System Overview: LevelDB
LevelDB is a fast key-value storage library written at Google that provides an ordered mapping from string keys to string values. Many of its ideas and techniques are widely used in Big Data stacks, e.g., BigTable and HBase. The code in LevelDB is well-written with good documents, which is a ideal project to learn from.
1. Features
- LevelDB stores keys and values in arbitrary byte arrays, and data is sorted by key.

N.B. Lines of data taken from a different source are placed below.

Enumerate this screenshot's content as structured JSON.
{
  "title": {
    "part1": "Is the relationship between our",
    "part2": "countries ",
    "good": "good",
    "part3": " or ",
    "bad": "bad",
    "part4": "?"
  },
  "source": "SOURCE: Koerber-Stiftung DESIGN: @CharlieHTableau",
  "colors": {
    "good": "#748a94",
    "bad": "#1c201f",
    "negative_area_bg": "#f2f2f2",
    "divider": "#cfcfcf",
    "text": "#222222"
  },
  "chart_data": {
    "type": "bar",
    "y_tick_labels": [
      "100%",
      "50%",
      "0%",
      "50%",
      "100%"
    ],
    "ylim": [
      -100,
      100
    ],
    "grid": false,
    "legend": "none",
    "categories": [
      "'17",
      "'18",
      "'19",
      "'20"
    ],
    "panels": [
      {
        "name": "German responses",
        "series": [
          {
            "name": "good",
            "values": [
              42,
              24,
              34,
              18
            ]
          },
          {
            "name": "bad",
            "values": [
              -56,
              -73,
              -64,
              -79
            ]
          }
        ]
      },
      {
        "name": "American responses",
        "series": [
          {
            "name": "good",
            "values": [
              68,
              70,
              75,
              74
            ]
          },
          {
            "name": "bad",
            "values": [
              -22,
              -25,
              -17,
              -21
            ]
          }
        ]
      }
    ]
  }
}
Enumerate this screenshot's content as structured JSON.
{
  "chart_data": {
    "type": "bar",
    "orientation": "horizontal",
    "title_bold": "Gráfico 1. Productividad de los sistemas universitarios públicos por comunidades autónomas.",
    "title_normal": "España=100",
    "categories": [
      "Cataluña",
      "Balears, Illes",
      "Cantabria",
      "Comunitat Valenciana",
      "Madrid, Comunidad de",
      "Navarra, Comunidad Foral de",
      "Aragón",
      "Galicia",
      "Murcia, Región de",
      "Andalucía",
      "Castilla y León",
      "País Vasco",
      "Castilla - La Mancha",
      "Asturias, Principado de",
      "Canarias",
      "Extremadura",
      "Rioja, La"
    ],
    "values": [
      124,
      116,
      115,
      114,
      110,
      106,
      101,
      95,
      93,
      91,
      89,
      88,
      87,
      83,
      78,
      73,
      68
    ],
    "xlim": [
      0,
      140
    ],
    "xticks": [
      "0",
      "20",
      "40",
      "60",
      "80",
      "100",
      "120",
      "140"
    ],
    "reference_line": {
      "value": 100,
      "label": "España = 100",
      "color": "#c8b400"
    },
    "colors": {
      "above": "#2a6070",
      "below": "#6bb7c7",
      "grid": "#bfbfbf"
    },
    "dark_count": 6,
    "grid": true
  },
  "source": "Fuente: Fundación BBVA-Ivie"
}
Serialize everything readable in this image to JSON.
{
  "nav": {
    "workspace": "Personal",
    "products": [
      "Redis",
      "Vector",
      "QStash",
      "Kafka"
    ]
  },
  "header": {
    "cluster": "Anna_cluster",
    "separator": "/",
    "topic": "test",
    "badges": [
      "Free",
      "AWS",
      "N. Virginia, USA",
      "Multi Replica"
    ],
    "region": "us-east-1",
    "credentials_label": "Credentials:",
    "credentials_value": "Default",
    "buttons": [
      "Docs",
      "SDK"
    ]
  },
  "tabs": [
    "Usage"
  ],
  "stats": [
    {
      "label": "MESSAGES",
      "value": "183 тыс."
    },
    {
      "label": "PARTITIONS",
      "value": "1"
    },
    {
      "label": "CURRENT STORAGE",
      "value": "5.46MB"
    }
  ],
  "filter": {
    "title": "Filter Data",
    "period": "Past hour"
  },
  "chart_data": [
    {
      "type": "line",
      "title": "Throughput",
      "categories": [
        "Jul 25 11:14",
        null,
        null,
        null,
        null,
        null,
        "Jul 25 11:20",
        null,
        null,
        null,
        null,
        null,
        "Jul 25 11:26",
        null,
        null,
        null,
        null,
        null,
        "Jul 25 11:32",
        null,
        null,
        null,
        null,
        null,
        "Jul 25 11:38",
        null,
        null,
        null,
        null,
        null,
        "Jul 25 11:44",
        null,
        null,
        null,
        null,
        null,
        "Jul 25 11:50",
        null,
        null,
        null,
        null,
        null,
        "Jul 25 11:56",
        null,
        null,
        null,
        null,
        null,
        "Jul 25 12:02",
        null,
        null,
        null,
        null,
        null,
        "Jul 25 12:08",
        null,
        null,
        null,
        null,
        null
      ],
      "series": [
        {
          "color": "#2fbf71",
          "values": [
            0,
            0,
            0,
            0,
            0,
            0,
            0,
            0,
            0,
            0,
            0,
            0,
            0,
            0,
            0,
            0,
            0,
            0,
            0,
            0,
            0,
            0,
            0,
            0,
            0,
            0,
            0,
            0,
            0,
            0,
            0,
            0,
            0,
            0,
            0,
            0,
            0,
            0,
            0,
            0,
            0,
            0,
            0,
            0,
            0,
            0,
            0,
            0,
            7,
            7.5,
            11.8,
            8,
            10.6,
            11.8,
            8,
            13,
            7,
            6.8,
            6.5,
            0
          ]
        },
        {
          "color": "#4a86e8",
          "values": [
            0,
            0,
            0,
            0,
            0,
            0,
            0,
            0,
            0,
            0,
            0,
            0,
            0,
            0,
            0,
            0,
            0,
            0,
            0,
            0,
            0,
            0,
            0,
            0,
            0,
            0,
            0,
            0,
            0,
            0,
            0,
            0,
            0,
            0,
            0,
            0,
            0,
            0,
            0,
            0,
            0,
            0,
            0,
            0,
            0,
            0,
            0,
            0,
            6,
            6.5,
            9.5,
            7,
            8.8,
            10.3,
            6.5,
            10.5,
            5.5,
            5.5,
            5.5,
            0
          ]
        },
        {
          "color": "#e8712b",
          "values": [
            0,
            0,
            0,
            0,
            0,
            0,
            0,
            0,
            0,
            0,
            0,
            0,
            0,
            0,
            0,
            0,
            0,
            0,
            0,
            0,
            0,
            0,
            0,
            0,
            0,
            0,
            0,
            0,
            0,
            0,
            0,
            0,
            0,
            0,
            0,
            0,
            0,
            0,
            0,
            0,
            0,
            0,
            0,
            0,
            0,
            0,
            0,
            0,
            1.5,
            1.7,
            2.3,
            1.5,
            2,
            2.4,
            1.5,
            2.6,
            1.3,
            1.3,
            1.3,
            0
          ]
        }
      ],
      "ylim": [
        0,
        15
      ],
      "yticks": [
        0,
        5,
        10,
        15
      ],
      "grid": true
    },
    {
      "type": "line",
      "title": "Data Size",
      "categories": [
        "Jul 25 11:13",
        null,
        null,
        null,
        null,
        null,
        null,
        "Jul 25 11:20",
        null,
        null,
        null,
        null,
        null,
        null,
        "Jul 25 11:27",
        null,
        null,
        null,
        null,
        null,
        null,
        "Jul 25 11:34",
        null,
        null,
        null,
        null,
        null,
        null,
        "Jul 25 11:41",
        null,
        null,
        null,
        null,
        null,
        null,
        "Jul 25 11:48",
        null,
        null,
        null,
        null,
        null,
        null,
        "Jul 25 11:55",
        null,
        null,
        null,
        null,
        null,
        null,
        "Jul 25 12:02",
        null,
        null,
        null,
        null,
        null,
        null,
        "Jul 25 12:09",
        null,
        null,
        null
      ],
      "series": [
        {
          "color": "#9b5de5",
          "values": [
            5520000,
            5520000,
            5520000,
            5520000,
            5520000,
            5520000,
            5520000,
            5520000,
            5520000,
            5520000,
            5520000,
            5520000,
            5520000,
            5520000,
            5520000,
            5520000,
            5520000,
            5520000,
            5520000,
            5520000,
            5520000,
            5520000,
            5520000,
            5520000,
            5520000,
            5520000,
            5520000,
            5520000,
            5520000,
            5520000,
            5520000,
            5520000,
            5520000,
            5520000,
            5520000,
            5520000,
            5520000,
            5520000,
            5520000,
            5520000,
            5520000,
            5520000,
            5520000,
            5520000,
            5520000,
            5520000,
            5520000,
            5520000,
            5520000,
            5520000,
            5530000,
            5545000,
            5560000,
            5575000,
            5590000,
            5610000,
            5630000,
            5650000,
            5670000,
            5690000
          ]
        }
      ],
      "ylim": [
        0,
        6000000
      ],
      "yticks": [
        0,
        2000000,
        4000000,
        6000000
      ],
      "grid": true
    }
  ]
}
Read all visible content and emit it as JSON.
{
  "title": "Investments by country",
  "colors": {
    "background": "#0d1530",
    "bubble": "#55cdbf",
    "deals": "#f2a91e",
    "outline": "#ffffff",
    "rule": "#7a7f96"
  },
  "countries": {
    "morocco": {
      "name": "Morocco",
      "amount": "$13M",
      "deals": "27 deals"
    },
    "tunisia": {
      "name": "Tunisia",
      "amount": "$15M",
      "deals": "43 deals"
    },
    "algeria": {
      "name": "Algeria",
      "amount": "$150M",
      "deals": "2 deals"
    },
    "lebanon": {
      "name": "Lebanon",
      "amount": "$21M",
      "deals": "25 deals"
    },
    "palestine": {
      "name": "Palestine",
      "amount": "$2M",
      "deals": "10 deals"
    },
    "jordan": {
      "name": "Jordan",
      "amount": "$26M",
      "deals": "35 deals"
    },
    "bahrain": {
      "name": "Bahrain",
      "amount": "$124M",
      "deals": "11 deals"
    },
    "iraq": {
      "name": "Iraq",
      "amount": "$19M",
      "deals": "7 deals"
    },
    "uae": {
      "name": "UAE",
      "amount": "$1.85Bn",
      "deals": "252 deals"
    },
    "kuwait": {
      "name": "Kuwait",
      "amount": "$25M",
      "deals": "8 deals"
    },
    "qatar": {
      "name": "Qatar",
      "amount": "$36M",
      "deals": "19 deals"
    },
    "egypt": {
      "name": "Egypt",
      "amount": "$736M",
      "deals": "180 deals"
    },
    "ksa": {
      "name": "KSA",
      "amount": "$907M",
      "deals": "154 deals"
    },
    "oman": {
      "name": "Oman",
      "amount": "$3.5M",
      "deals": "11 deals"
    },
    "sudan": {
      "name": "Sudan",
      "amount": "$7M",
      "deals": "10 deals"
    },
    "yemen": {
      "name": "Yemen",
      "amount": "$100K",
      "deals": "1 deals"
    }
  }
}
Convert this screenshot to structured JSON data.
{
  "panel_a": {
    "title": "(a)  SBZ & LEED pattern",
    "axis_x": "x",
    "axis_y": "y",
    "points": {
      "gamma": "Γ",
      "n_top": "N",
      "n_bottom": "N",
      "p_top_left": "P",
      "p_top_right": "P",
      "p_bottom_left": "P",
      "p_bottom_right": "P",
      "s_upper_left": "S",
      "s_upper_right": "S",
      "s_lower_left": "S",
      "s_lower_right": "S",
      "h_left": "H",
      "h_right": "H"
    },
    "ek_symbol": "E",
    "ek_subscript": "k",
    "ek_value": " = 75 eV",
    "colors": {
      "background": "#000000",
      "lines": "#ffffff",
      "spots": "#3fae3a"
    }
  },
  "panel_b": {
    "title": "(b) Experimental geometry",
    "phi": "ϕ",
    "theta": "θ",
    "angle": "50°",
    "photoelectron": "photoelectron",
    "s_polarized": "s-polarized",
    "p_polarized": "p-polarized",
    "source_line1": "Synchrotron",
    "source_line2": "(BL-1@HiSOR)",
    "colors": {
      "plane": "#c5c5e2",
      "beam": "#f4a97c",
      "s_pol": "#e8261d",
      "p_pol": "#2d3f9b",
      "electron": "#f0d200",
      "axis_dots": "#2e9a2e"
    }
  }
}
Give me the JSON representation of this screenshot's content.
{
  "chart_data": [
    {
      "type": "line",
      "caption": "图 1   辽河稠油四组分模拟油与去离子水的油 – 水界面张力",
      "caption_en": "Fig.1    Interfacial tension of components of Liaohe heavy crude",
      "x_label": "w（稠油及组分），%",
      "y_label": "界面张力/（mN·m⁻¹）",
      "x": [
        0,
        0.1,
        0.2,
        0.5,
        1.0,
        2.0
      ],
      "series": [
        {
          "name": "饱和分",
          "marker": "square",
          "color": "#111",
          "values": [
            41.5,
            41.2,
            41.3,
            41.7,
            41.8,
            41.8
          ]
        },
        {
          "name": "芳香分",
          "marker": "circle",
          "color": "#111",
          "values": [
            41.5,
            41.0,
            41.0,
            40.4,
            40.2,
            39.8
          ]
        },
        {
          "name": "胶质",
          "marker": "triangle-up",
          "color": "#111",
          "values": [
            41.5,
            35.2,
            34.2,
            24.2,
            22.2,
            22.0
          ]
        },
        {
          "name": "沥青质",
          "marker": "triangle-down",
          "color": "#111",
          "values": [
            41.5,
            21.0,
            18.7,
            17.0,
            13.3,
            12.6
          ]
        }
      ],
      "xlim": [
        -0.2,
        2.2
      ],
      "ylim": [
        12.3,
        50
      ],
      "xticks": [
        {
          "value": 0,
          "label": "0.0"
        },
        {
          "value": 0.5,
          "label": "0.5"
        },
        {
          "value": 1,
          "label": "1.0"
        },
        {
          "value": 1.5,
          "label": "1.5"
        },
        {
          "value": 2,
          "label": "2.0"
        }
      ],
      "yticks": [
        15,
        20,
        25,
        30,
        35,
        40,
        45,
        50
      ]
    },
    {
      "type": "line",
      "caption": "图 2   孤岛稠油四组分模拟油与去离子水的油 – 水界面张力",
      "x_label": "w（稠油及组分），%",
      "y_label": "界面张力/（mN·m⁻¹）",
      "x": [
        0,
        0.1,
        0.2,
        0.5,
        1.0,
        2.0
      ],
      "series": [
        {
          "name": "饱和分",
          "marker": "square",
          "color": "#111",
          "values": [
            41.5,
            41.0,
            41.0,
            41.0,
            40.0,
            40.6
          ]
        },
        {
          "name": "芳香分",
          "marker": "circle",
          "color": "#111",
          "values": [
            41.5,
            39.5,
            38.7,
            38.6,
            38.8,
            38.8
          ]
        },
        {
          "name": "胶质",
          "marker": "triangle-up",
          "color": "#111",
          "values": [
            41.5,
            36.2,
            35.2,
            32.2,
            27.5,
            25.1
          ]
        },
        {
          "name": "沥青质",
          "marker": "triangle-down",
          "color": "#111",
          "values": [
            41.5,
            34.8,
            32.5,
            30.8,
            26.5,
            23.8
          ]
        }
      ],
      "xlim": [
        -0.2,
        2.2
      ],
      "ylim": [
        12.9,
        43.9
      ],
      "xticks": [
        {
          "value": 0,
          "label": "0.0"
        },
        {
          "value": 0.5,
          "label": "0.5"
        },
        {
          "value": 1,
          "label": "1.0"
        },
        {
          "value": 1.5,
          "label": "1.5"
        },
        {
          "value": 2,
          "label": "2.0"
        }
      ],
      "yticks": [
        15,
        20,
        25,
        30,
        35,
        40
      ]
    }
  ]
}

It supports batching writes, forward and backward iteration, and compression of the data via Google’s Snappy compression library.
- LSM Tree: MemTable, SSTable, Compaction
- It does not support SQL, indexes.
2. Access Path
Read Path
- MemTable
- Last MemTable(which is being compacted now)
- SSTable
Write Path
- Add this operation to log
- MemTable
3. Implementations
MemTable
- Essentially a wrapper for skip list
- LevelDB uses customized memory allocator to estimate the size of data in MemTable
- LevelDB actually holds two instances of MemTable, one for current operations(e.g., Put), another for dumping to disk, which is similar to the double-buffer mechanism
SSTable
- SSTable Format
- Write: according to the format mentioned above
- Read: (1) start from level 0; (2) for each level, use metadata to binary search the file with corresponding key; (3) for each file(SSTable), use metadata and index to binary search the key-value pair
- Leveled structures
Redo Log
- Redo Log Format
- Failure Recovery(e.g., re-apply redo log when starting)
- Append to log before actual writing(a.k.a Write-ahead Logging)
Compaction
- Background
- Minor Compaction: when the size of MemTable is bigger then the predefined threshold, dump the current MemTable to a Level 0 SSTable
- Major Compaction:
VersionSet::PickCompaction
chooses a level for compaction - Manual Compaction
- Compaction Algorithm
- Timing
Version/VersionSet/VersionEdit
- Version: a snapshot for current database, generated by compaction
- VersionSet: all the versions
- VersionEdit: diff between versions
Failure Recovery
4. Interesting Tricks
- Iterator Design Pattern
- Abstract for Environment(POSIX Env)
- SequenceNumber for order of causality
- Cache for file descriptors(
TableCache
)
Written on March 17, 2017